A edição da Medida Provisória nº 1.348/2026 marca mais um movimento de valorização da Polícia Federal no atual governo, ao ampliar fontes de financiamento e abrir espaço para a reestruturação de benefícios aos servidores da corporação.

Publicada em 6 de abril, a medida incorpora novas receitas ao Fundo para Aparelhamento e Operacionalização das Atividades-Fim da PF (FUNAPOL) e viabiliza mudanças com impacto direto na renda dos policiais.

A proposta cria as condições para a implementação de um novo modelo de auxílio-saúde, com possibilidade de ressarcimento de despesas comprovadas, além de prever o pagamento de retribuição por atividade extraordinária. As mudanças se inserem em um contexto mais amplo de fortalecimento institucional da Polícia Federal, com foco em eficiência, capacidade operacional e valorização da carreira. 

Nos últimos anos, a PF tem sido alvo de iniciativas voltadas à recomposição de quadros, modernização de estruturas e reconhecimento das funções estratégicas desempenhadas pela instituição. A nova medida provisória se soma a esse conjunto ao garantir uma fonte permanente de recursos, incluindo receitas oriundas de loterias de apostas de quota fixa.

A Fenapef também realizou, em 9 de abril, uma transmissão ao vivo para esclarecer dúvidas sobre a medida, com participação de sindicalizados e mais de 350 perguntas enviadas durante a live. O conteúdo está disponível no canal da entidade no YouTube.

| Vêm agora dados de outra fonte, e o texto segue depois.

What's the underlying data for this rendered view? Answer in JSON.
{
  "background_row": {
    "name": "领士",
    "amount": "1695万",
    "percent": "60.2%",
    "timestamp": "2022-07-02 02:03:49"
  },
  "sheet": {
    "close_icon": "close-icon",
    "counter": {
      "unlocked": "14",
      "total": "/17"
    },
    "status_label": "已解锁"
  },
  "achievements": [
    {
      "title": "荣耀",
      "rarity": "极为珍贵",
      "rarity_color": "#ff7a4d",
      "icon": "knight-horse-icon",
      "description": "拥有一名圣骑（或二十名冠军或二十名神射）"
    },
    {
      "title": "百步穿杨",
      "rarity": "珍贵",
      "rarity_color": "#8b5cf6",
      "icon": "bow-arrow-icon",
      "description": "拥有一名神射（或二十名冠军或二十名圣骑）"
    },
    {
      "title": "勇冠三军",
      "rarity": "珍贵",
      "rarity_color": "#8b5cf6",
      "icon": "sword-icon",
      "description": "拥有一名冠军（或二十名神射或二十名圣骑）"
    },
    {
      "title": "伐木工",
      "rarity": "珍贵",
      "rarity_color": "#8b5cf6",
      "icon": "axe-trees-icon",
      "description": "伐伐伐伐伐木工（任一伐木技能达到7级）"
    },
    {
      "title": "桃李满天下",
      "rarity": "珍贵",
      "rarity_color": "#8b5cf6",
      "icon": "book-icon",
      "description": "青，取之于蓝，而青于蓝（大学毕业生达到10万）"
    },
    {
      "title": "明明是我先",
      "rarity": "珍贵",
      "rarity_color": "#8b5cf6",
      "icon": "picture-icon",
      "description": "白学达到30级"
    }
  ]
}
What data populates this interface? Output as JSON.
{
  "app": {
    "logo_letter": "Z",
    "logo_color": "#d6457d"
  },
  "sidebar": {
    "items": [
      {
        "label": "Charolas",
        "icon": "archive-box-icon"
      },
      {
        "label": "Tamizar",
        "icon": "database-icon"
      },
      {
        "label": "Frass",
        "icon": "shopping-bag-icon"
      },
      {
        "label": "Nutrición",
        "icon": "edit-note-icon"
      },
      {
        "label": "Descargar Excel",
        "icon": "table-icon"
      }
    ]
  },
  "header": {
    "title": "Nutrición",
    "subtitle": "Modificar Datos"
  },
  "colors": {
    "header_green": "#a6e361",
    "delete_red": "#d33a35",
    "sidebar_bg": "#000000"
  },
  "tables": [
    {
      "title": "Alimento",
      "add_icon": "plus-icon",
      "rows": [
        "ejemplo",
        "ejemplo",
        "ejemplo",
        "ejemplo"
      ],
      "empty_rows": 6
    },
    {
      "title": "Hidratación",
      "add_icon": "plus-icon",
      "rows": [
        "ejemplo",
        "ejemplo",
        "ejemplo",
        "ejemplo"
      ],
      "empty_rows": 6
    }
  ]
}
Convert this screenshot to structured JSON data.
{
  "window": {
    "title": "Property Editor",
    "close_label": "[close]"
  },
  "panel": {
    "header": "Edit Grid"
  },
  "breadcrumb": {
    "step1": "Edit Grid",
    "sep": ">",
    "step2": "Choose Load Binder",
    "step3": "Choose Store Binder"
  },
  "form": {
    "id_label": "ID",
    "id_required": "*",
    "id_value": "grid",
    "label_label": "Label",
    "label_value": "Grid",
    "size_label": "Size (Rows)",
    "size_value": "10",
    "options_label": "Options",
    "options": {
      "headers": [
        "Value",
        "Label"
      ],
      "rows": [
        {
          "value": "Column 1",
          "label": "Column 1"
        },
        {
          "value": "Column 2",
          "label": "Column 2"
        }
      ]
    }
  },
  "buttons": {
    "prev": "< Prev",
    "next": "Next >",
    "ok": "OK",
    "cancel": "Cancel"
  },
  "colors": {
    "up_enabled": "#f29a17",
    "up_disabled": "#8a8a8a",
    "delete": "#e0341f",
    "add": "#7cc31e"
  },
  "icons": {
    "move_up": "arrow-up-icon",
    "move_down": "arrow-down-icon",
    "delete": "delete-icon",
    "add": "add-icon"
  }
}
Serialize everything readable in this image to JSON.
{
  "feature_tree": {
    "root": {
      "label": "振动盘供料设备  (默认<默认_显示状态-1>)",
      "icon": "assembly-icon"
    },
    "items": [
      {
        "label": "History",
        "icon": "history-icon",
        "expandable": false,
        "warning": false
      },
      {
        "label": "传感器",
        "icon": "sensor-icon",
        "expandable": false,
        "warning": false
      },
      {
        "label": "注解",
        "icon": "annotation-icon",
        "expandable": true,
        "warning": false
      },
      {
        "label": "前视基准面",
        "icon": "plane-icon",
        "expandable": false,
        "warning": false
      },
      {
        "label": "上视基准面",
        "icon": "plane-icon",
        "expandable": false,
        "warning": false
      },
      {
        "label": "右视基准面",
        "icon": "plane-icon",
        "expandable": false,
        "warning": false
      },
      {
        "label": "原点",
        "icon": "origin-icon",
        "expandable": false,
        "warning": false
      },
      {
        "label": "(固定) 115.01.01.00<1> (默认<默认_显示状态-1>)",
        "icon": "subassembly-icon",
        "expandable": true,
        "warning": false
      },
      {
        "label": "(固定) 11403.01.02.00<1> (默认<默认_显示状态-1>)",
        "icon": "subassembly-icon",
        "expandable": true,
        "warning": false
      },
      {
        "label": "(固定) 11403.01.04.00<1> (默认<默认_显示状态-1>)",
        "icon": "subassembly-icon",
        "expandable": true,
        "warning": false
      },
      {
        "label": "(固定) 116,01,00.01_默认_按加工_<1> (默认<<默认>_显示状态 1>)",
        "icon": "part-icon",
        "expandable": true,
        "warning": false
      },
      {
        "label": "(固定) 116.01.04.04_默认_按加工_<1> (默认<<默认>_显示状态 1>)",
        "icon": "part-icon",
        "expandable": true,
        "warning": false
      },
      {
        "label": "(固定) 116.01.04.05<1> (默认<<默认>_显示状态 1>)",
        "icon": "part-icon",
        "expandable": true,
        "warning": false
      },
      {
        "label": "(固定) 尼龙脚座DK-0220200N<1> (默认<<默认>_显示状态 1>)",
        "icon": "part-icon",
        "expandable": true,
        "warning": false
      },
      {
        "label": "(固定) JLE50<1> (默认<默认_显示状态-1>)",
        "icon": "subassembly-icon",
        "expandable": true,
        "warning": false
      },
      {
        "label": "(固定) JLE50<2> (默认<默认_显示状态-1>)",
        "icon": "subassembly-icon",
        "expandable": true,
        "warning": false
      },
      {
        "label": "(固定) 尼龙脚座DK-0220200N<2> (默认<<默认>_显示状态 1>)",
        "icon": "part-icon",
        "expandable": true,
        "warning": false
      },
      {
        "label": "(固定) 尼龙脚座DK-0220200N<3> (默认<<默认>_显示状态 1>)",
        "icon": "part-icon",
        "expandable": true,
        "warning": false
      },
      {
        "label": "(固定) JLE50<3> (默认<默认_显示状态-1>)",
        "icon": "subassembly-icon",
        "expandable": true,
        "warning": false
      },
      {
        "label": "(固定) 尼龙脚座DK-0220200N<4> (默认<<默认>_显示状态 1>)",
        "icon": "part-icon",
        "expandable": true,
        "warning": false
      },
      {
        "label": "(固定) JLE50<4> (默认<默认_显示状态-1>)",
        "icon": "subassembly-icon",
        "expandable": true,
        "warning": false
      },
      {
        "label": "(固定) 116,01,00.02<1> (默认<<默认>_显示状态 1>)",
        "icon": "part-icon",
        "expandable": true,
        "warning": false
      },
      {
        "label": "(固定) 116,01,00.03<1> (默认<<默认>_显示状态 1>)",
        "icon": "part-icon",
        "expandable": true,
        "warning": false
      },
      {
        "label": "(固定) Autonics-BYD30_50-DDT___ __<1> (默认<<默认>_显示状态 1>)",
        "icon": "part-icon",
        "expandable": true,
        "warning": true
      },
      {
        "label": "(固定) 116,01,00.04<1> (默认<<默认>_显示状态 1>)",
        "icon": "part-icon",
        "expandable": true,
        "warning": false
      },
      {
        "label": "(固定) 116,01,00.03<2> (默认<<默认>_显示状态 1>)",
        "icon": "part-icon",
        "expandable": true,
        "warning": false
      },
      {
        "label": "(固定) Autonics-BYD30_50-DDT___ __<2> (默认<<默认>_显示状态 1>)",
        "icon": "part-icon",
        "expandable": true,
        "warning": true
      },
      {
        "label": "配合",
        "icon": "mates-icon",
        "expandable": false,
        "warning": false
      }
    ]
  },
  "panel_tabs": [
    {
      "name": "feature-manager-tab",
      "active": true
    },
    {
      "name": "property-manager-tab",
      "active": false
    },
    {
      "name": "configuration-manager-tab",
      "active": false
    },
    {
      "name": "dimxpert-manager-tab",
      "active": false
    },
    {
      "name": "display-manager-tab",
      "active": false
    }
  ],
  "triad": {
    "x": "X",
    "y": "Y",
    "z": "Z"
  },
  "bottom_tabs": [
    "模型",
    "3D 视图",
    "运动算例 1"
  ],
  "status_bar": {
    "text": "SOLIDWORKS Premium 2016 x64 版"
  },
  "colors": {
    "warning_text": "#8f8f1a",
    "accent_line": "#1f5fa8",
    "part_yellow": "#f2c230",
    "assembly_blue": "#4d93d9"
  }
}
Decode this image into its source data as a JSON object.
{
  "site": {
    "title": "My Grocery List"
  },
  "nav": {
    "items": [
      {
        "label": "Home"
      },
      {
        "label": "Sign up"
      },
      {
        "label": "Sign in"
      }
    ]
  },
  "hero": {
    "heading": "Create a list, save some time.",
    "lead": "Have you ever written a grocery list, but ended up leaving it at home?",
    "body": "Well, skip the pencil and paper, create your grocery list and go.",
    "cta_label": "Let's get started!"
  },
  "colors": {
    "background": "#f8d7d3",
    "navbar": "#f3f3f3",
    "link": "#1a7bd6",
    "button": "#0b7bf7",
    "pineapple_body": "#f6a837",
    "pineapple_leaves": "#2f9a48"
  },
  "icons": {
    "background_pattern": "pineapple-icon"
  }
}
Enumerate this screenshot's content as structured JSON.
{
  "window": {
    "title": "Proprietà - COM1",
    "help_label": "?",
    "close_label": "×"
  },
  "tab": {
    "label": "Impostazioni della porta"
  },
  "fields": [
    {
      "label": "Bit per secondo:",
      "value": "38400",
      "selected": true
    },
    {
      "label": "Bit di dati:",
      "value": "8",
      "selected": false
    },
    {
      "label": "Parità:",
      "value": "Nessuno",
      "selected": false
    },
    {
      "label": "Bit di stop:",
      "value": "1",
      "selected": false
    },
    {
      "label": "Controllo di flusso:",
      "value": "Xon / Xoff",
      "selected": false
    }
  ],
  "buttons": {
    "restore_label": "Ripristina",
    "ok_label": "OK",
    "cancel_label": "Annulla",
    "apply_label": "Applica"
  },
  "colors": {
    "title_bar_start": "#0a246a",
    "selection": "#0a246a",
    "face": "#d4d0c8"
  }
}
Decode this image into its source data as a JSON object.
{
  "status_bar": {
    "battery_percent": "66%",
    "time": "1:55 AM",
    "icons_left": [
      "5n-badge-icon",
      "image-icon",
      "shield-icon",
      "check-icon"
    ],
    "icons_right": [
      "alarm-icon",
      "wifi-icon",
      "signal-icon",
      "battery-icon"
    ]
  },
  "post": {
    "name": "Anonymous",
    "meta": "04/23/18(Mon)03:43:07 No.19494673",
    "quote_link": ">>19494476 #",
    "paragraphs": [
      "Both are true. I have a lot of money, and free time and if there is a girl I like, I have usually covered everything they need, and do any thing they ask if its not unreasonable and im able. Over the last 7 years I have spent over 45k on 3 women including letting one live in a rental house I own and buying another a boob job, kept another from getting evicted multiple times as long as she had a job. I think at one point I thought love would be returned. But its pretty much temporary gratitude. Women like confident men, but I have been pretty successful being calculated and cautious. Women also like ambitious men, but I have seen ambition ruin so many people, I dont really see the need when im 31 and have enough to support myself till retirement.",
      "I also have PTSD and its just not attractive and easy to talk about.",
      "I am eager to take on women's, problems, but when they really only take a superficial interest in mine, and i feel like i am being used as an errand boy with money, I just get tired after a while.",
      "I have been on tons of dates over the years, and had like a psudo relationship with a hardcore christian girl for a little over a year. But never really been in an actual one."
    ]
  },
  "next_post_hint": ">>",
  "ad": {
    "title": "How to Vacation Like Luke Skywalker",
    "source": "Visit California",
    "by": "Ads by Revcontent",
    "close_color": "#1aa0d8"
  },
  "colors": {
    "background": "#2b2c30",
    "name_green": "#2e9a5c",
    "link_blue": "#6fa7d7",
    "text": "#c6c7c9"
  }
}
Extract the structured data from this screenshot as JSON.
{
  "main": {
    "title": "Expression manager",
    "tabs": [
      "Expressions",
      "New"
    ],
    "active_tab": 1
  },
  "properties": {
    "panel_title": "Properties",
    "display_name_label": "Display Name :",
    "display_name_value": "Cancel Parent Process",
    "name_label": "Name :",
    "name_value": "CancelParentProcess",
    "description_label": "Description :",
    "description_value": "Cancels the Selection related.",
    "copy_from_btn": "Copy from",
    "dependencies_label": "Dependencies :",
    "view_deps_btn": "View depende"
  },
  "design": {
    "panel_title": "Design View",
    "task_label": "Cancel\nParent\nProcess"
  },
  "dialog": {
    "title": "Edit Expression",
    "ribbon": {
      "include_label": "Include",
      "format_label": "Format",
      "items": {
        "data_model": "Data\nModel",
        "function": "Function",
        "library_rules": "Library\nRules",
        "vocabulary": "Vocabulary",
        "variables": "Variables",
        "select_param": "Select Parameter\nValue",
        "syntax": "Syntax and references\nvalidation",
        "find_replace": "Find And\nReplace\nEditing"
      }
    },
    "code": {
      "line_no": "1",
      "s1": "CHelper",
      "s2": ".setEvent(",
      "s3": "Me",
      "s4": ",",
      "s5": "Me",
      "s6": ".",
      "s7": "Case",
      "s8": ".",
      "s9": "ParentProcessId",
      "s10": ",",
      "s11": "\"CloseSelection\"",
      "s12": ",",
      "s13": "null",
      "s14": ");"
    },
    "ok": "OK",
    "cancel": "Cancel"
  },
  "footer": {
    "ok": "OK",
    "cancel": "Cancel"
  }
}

Novo modelo de auxílio busca impacto direto na renda

A reestruturação do auxílio-saúde é apontada como um dos principais avanços da medida. A proposta em construção prevê a adoção de um valor único para todos os cargos da Polícia Federal, incluindo servidores ativos, aposentados e pensionistas.

O modelo busca reduzir distorções internas e assegurar maior previsibilidade no acesso ao benefício, além de ampliar a cobertura de despesas médicas por meio de ressarcimento. A regulamentação da medida ainda está em fase de elaboração, com participação das entidades representativas da categoria.

Atuação sindical e articulação institucional

A Federação Nacional dos Policiais Federais (Fenapef), em nota de resolução obtida pela Focus Brasil, afirma que o resultado é fruto de um processo de negociação conduzido ao longo de semanas com o governo federal. Segundo a entidade, a atuação ocorreu em diferentes instâncias, com apresentação de propostas para viabilizar a medida diante das restrições orçamentárias.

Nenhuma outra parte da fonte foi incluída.